Pour atteindre cet objectif de dénonciation puis de diabolisation. de l’Irak, l’Amérique va faire resurgir ses ressorts profonds : le messianisme et l’hégémonie, l’un et l’autre étant liés, « le bien étant toujours du côté des gros bataillons ». La supériorité de la puissance américaine, qu’elle soit de nature économique, militaire ou culturelle, est incontestable et sans rivale ; elle est à même de faire croire aux Américains qu’elle procède de la supériorité intrinsèque de leur système économique, de leur régime politique, de leur civilisation, de leur conception de la vie, etc. et qu’ils détiennent en quelque sorte la vérité ; à ce titre, ils seraient seuls capables de dire et de faire le Bien, et donc de désigner le Mal.
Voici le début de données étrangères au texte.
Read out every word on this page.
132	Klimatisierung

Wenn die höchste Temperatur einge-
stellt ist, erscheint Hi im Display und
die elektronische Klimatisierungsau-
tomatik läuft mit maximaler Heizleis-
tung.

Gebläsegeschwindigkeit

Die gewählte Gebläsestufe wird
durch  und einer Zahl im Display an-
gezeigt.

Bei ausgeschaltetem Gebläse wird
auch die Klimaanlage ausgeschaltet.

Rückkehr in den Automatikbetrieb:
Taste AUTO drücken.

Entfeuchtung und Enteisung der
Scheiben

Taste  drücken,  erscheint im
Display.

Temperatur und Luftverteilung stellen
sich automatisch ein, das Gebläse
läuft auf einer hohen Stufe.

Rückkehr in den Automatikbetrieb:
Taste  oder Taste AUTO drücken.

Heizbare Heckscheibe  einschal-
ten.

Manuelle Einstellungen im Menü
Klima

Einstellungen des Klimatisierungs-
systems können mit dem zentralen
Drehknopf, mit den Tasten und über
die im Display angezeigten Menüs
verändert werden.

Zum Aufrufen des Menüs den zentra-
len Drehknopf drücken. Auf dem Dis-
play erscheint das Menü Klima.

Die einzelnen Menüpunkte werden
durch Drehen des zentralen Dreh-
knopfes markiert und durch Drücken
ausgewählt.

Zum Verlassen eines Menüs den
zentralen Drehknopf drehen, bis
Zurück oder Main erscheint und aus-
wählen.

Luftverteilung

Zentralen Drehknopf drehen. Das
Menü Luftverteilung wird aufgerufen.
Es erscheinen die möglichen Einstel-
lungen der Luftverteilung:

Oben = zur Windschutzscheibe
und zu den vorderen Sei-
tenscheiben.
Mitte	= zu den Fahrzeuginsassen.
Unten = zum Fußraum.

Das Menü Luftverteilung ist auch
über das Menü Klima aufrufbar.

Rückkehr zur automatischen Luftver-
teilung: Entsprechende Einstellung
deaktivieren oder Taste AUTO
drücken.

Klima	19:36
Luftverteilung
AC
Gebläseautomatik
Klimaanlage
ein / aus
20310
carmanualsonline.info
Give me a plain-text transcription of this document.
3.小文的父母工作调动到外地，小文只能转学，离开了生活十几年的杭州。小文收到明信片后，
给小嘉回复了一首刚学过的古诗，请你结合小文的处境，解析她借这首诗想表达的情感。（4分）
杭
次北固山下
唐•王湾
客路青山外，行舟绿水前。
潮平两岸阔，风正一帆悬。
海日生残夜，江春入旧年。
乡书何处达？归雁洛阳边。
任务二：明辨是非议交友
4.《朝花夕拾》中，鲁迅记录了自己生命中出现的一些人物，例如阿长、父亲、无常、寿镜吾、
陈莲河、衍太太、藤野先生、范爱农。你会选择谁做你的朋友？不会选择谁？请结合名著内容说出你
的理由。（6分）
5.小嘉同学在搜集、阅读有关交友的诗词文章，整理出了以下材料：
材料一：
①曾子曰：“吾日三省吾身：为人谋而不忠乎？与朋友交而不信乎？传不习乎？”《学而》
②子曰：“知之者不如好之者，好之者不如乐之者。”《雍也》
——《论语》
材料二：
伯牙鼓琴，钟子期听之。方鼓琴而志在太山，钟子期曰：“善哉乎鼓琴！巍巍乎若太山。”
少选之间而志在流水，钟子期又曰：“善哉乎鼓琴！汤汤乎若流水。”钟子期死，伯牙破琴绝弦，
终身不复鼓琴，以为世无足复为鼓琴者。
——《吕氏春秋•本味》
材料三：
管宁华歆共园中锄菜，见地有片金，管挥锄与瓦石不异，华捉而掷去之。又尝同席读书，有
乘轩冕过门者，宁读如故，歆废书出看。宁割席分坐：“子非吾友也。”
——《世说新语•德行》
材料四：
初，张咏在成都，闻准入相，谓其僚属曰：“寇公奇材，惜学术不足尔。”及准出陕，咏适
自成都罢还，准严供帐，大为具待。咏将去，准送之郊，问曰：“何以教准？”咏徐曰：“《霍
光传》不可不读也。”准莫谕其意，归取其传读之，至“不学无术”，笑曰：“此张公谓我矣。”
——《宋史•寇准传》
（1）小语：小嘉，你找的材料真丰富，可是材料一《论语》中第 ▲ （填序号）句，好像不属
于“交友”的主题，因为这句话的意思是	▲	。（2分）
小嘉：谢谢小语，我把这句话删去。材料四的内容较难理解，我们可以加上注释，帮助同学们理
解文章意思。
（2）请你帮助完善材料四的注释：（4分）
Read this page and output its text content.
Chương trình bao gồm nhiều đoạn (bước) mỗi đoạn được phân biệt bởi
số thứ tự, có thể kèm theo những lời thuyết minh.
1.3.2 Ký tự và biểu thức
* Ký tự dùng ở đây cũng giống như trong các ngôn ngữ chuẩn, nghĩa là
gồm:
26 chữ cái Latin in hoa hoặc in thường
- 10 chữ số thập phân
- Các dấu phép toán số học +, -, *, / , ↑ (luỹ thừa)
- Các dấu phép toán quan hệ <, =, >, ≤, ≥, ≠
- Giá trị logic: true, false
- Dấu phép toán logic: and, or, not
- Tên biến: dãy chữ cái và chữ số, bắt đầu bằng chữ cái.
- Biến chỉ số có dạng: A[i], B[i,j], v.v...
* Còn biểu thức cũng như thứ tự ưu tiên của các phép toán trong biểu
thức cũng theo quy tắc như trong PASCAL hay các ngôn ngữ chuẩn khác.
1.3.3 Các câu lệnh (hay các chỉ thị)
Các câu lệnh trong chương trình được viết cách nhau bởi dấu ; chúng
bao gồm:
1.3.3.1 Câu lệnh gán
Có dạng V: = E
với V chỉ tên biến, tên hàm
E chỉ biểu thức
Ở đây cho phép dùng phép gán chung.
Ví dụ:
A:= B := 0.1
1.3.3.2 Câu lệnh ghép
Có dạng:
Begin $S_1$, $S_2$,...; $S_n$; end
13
L’hégémonie actuelle conforte ainsi un messianisme inscrit dans les gènes de la nation américaine et qui fait appel aux vieilles notions de « juste cause » et de « guerre juste », imaginées aux premiers temps du christianisme (IVe siècle) et qui avaient pour but de justifier effectivement la confusion des pouvoirs temporel et spirituel. C’est en brandissant ces notions au cours des siècles, aussi bien au nom de la religion que de la souveraineté des Etats et surtout des idéologies, celle exigeante et inspiratrice de la liberté comme celles immondes des totalitarismes, c’est au nom de la «»juste cause » invoquée par toutes sortes de régimes qu’on a commis les pires carnages et les plus grandes injustices ; c’est au nom de la « guerre juste » et souvent de la raison du plus fort qu’on a dénoncé l’Autre et déclenché des actions « préventives » et « punitives » ; c’est bien au nom de ce « bon droit » qu’ont été menés au XXe siècle les conflits les plus impitoyables et les plus ravageurs de l’histoire humaine. Et c’est contre cette licence que s’étaient octroyés les Etats d’invoquer à tout propos la justice pour assouvir leur soif de vengeance, leur violence ou tout simplement leurs différends qu’ont été créées les Nations Unies et qu’a été élaborée puis paraphée par cent quatre vingt sept Etats la charte qui les lie et limite l’emploi de la force à la seule « légitime défense ». Depuis 1945, le monde n’est plus régi par le « bon vouloir » des monarques ou par la soi-disant « juste cause » des peuples, mais par le « droit ».
De leur fondation jusqu’à aujourd’hui, les Etats-Unis ont presque constamment dominé les contradictions internes qui naissent de l’opposition entre leur sens réel et profond de la démocratie confronté à leur tentation hégémonique qu’alimente une puissance hors normes. Il semble que leur Administration, sous le choc du 11 septembre et donc influencée par ce drame, soit tentée de céder au tropisme unilatéral de l’impérialisme. Elle y est poussée par le double traumatisme qu’elle vient de subir, sans préavis et au faite de sa puissance : la prise de conscience d’une vulnérabilité physique qu’aucun repli isolationniste ne pourra désormais atténuer, pour cause de mondialisation – car l’Amérique découvre qu’elle a besoin du monde ; le sentiment d’une contestation croissante de sa toute-puissance dans un monde dont elle pourrait s’attendre à ce qu’il soit uniformément admiratif et reconnaissant. La résistance qu’opposent certaines nations, au premier rang desquelles la France, à cet « exercice solitaire » de la puissance qui tente si visiblement les Etats-Unis de 2003, leur paraît alors au mieux comme inconvenante, au pire comme un acte de trahison. Cette attitude les rend mécontents, arrogants et méprisants à l’égard de ce monde extérieur, « barbare » pour l’essentiel, archaïque s’agissant de la « vieille Europe » ; et ils réagissent à leur encontre avec des arguments infondés ou des manipulations grossières comme le rapport d’expertise britannique bidouillé ou l’enregistrement miracle de Ben Laden.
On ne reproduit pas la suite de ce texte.